Masterwort

Masterwort:
a lovely Euopean wildflower


"Life is an old man carrying flowers on his head."

-e. e. cummings
(1894-1962)

   

Masterwort (Astrantia major) grows wild in Switzerland. It is an interesting clumping perennial for a woodland setting, shown at top in a July 2002 portrait, & a blossom close up below in a June 2003 portrait. In the first photo, visible behind the masterwort, are the pink flowers of a Japanese Spirea, & to the left can be seen some of the leaves of Nandina domestica.

Masterwort has a relatively low-growing bushy rosette of leaves from which spring tummy-high to head-high stems with one-inch pink-tipped white pincushion or dustmop flowers.

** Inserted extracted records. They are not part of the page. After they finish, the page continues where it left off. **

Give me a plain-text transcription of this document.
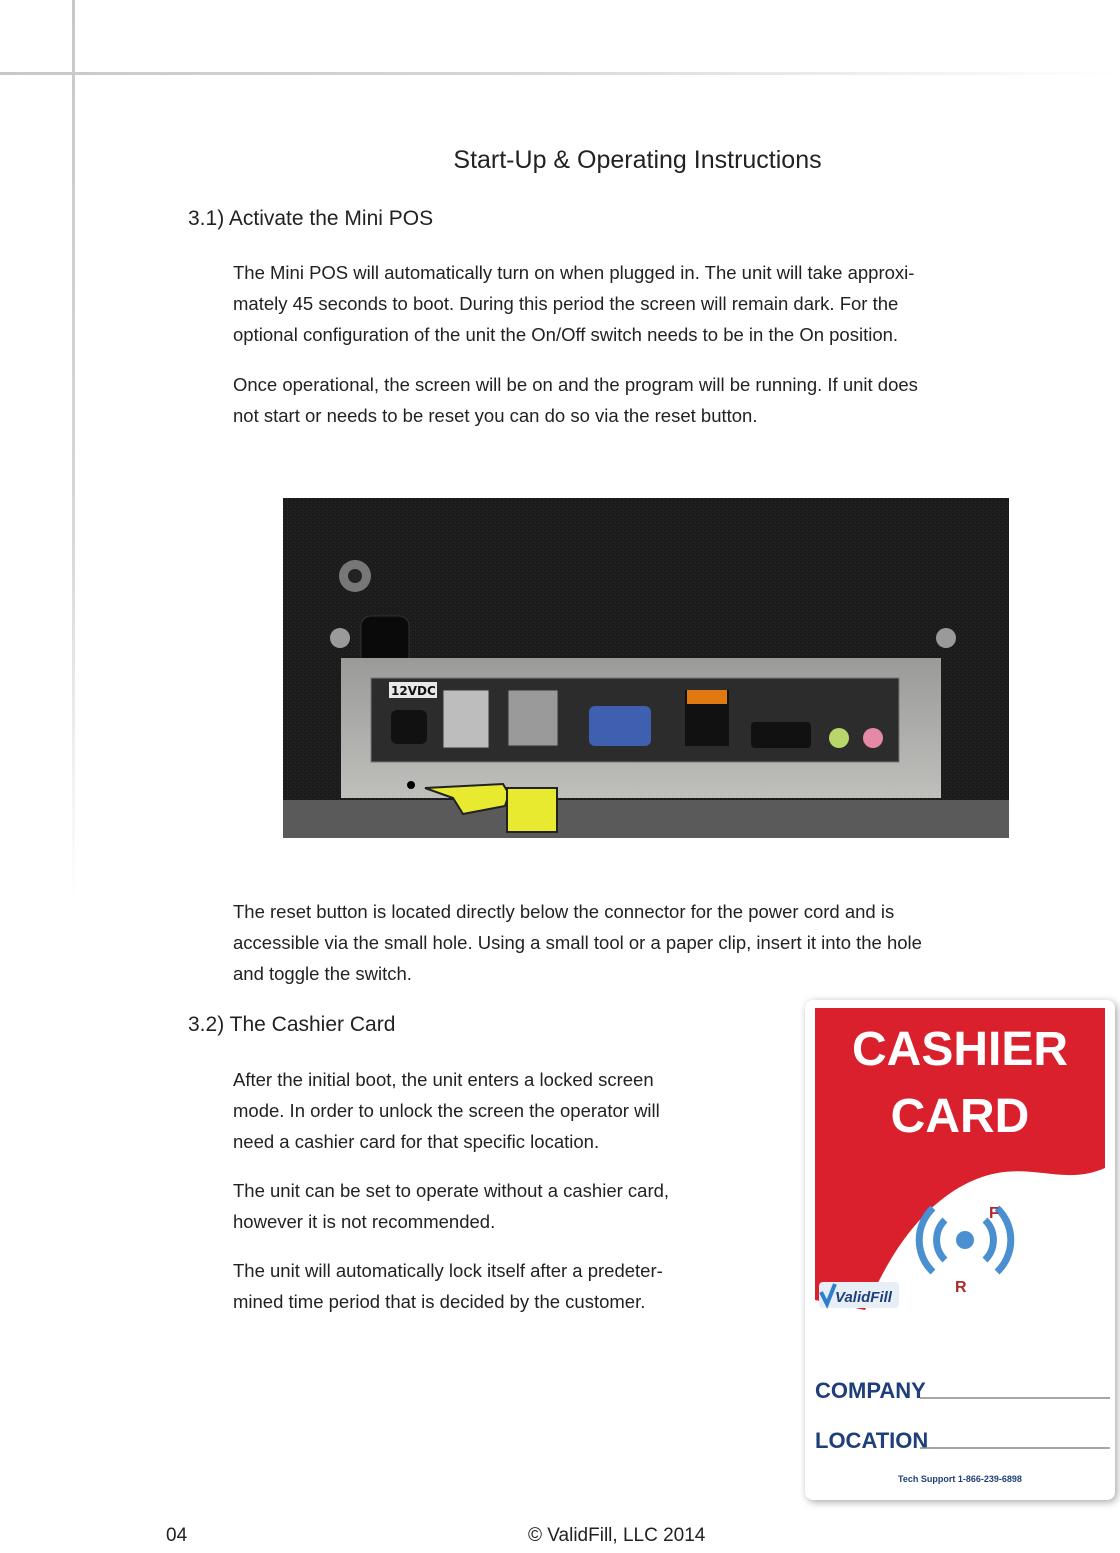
Start-Up & Operating Instructions
3.1) Activate the Mini POS
The Mini POS will automatically turn on when plugged in. The unit will take approxi-
mately 45 seconds to boot. During this period the screen will remain dark. For the
optional configuration of the unit the On/Off switch needs to be in the On position.
Once operational, the screen will be on and the program will be running. If unit does
not start or needs to be reset you can do so via the reset button.
12VDC
The reset button is located directly below the connector for the power cord and is
accessible via the small hole. Using a small tool or a paper clip, insert it into the hole
and toggle the switch.
3.2) The Cashier Card
After the initial boot, the unit enters a locked screen
mode. In order to unlock the screen the operator will
need a cashier card for that specific location.
The unit can be set to operate without a cashier card,
however it is not recommended.
The unit will automatically lock itself after a predeter-
mined time period that is decided by the customer.
CASHIER
CARD
R
F
ValidFill
COMPANY
LOCATION
Tech Support 1-866-239-6898
04	© ValidFill, LLC 2014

There are cultivars with different color blossoms, but even our natural variety is awfully showy & pleasing. Besides the white wild form of masterwort shown on this page, we also have a named cultivar that is rather pinker, called Lars' Masterwort which is a bit smaller & slower in its growth.

MasterwortThe name Astrantia, as with Asters, alludes to the blooms' star-like presentation. Compared to one decade ago or less, when Masterworts seemed all but absent in American gardens, it is becoming increasingly favored. It is even now more popular in it native Europe than in America, but really should be more utilized here, being one of the flowerier perennials to do well in a considerable portion of shade. Ours is partially shaded by a big bushy Dawn Viburnum as well as by the Nandina & Spirea, out of which array it blooms all summer & well into autumn.

It was earliest described as a garden plant in John Gerard's 1597 Herball, & was thereafter subject to disagreements regarding its merits. Reverand William Hansbury in 1770's Complete Handbook of Planting & Gardening dissmised it as "of no great beauty" recommending it be placed in the least important area of a garden; but in 1805's Exotic Botany by James Edward Smith it was more accurately assessed as "a favorite of the more refined admirers of Nature."

Cut flowers last a long while in bouquets & are easily dried for winter reminders of summer gardens. It wants moist well-drained soil & though it can adapt to a little more sun than it prefers, it cannot abide drought. Bees & butterflies are very fond of the blooms.

Deadheading assists rebloom, but if its last flowers of the season are left to go to seed, the dried flowerstalks persist up to the start of winter with a moderate decorativeness of their own.